Настоящим доводим до сведения Вашего, что флот Ваш, посланный к островку Старого Провидения, дабы разбить и перерезать всех нас до единого против всяких правил, законов и обычаев честной войны, сам был разбит и побежден нами в честном бою, как сможет то засвидетельствовать освобожденный нами невольник; коего отсылаем Вам с этим посланием.
А как невольник этот признался нам и рассказал, что состоит на жалованьи у Вас в качестве палача, и как таковой, посажен на Ваше судно, чтобы выполнить тут свое ремесло палача — подло убивать и вешать за шею всех корсаров и флибустьеров, которых удалось бы Вашему флоту словить и взять в плен, если бы Бог ему даровал победу; и это вместо того, чтобы с почетом относиться к упомянутым корсарам и флибустьерам, как подобает христианским врагам, то посему и по этой причине, мы сами собственными руками и нашей саблей обезглавили всех изловленных нами и взятых в плен испанцев с упомянутого Вашего флота. Сие, как справедливое возмездие и согласно воле Божией, который ради того дал нам победу и отнял ее у Вас, хотя вы значительно превосходили нас и силой, и числом.

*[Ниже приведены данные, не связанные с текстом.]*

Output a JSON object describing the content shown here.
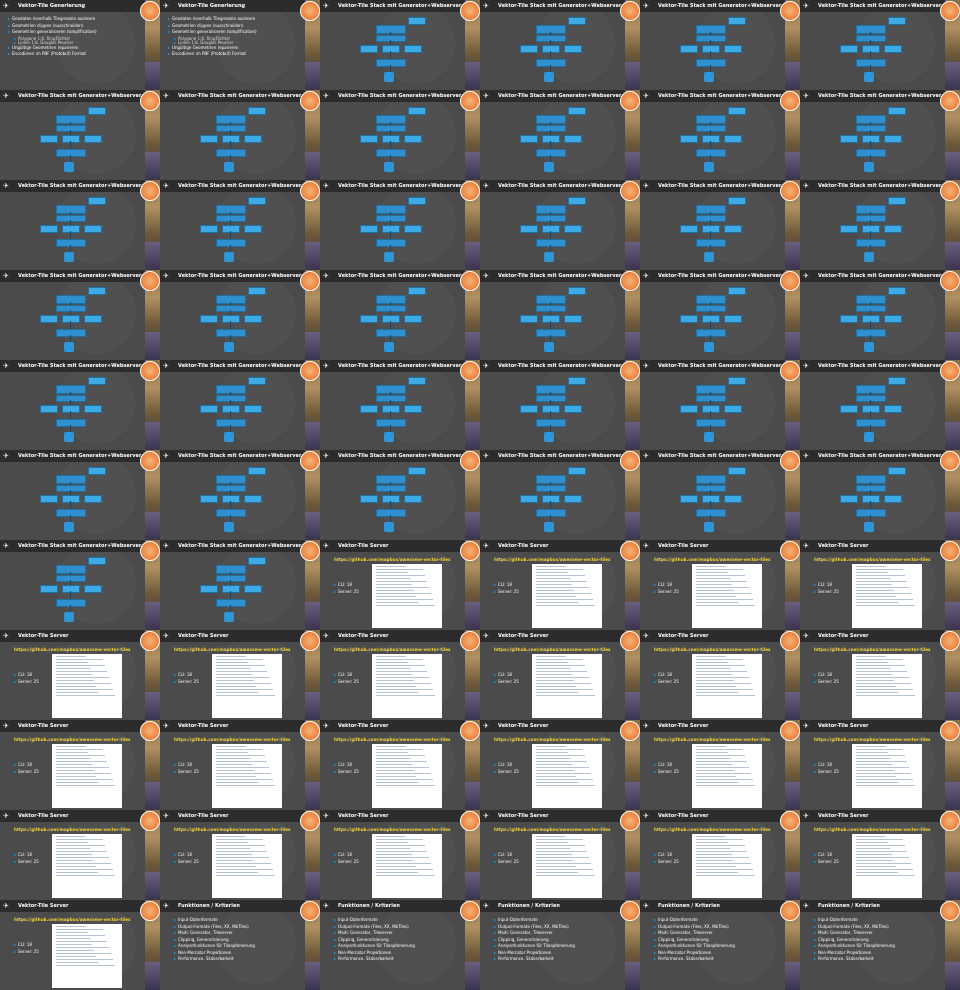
{
  "titles": {
    "generation": "Vektor-Tile Generierung",
    "stack": "Vektor-Tile Stack mit Generator+Webserver",
    "server": "Vektor-Tile Server",
    "features": "Funktionen / Kriterien"
  },
  "generation_bullets": [
    {
      "text": "Geodaten innerhalb Tilegrenzen auslesen",
      "level": 0
    },
    {
      "text": "Geometrien clippen (ausschneiden)",
      "level": 0
    },
    {
      "text": "Geometrien generalisieren (simplification)",
      "level": 0
    },
    {
      "text": "Polygone 1:8, RingTöchter",
      "level": 1
    },
    {
      "text": "Linien 1:8, Douglas Peucker",
      "level": 1
    },
    {
      "text": "Ungültige Geometrien reparieren",
      "level": 0
    },
    {
      "text": "Encodieren im PBF (Protobuf) Format",
      "level": 0
    }
  ],
  "server_link": "https://github.com/mapbox/awesome-vector-tiles",
  "server_bullets": [
    "CLI: 18",
    "Server: 25"
  ],
  "features_bullets": [
    "Input-Datenformate",
    "Output-Formate (Files, XX, MbTiles)",
    "Modi: Generator, Tileserver",
    "Clipping, Generalisierung",
    "Analysefunktionen für Tileoptimierung",
    "Non-Mercator Projektionen",
    "Performance, Skalierbarkeit"
  ],
  "slides": [
    "generation",
    "generation",
    "stack",
    "stack",
    "stack",
    "stack",
    "stack",
    "stack",
    "stack",
    "stack",
    "stack",
    "stack",
    "stack",
    "stack",
    "stack",
    "stack",
    "stack",
    "stack",
    "stack",
    "stack",
    "stack",
    "stack",
    "stack",
    "stack",
    "stack",
    "stack",
    "stack",
    "stack",
    "stack",
    "stack",
    "stack",
    "stack",
    "stack",
    "stack",
    "stack",
    "stack",
    "stack",
    "stack",
    "server",
    "server",
    "server",
    "server",
    "server",
    "server",
    "server",
    "server",
    "server",
    "server",
    "server",
    "server",
    "server",
    "server",
    "server",
    "server",
    "server",
    "server",
    "server",
    "server",
    "server",
    "server",
    "server",
    "features",
    "features",
    "features",
    "features",
    "features"
  ],
  "colors": {
    "slide_background": "#4b4b4b",
    "header_bar": "#2c2c2c",
    "accent_blue": "#3ea9e2",
    "link_yellow": "#f3d23c"
  },
  "icons": {
    "logo": "pin-logo-icon",
    "badge": "conference-badge-icon",
    "bullet": "bullet-icon"
  }
}
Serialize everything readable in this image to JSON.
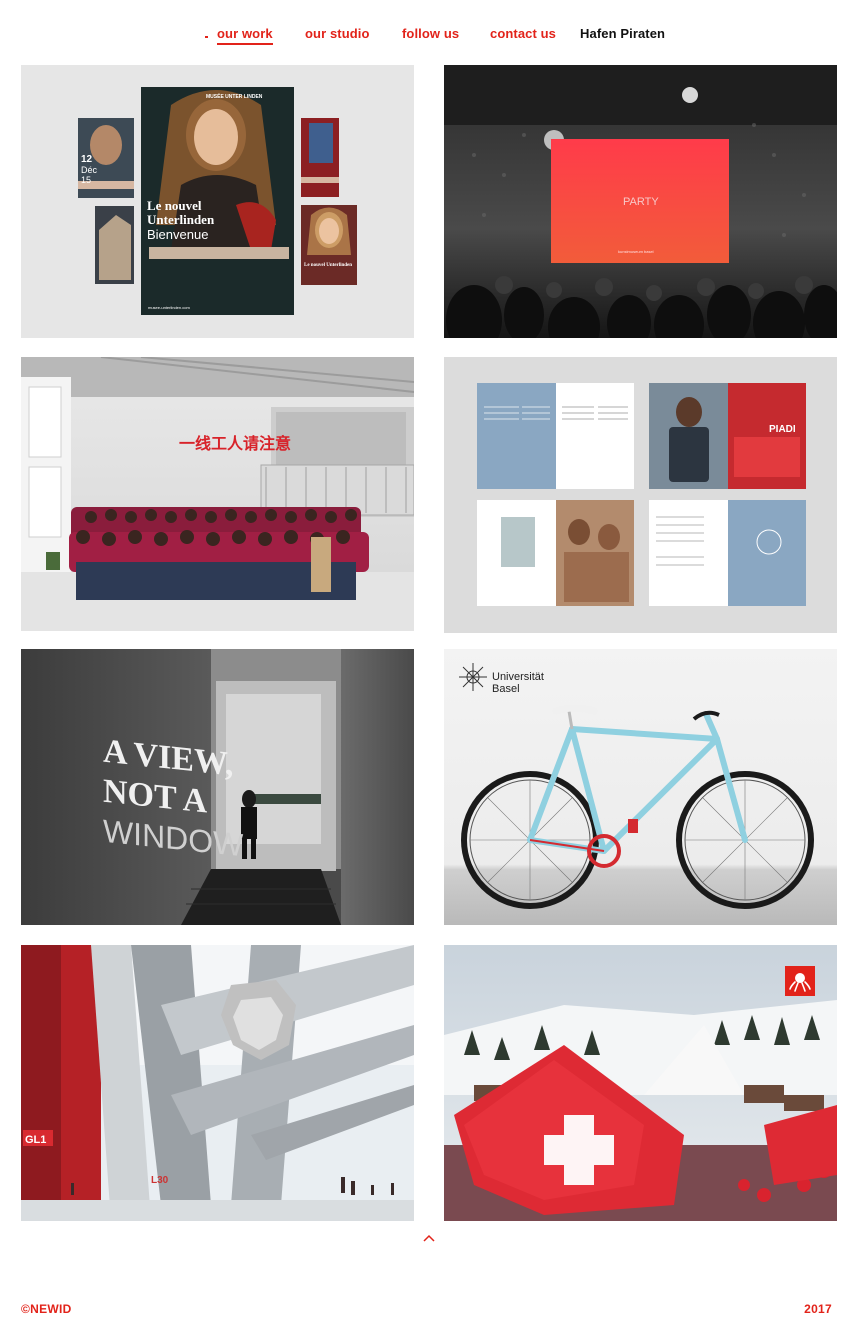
{
  "nav": {
    "items": [
      {
        "label": "our work",
        "active": true
      },
      {
        "label": "our studio",
        "active": false
      },
      {
        "label": "follow us",
        "active": false
      },
      {
        "label": "contact us",
        "active": false
      }
    ],
    "brand": "Hafen Piraten"
  },
  "tiles": {
    "poster": {
      "museum_name": "MUSÉE UNTER LINDEN",
      "headline_1": "Le nouvel",
      "headline_2": "Unterlinden",
      "subline": "Bienvenue",
      "url": "musee-unterlinden.com",
      "small_date_1": "12",
      "small_date_2": "Déc",
      "small_date_3": "15",
      "small_headline": "Le nouvel Unterlinden"
    },
    "party": {
      "screen_text": "PARTY",
      "screen_subtext": "kunstmuseum basel"
    },
    "factory": {
      "banner_text": "一线工人请注意"
    },
    "magazine": {
      "ad_text": "PIADI"
    },
    "view": {
      "wall_line_1": "A VIEW,",
      "wall_line_2": "NOT A",
      "wall_line_3": "WINDOW"
    },
    "bike": {
      "logo_line_1": "Universität",
      "logo_line_2": "Basel"
    },
    "stadium": {
      "sign_1": "GL1",
      "sign_2": "L30"
    },
    "ski": {}
  },
  "footer": {
    "copyright": "©NEWID",
    "year": "2017"
  },
  "colors": {
    "accent": "#e2231a",
    "text": "#111111",
    "background": "#ffffff"
  },
  "icons": {
    "scroll_top": "chevron-up-icon",
    "ski_badge": "octopus-logo-icon"
  }
}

И как поступили мы при этой встрече, так будем поступать всегда и впредь при каждой предстоящей встрече, вознамерившись не давать Вам никогда пощады и перебить Вас всех, а также и Вас лично, если угодно будет Богу, подобно тому, как вы вознамерились нас убить, что Вы и сделаете, по нашему разумению, если сможете. Но этого не случится, потому что никто из нас никогда не достанется живым в Ваши языческие лапы.
Да будет так, ибо такова наша воля.
Невзирая на сие, да будет с Вами Бог.
Тома-Ягненок».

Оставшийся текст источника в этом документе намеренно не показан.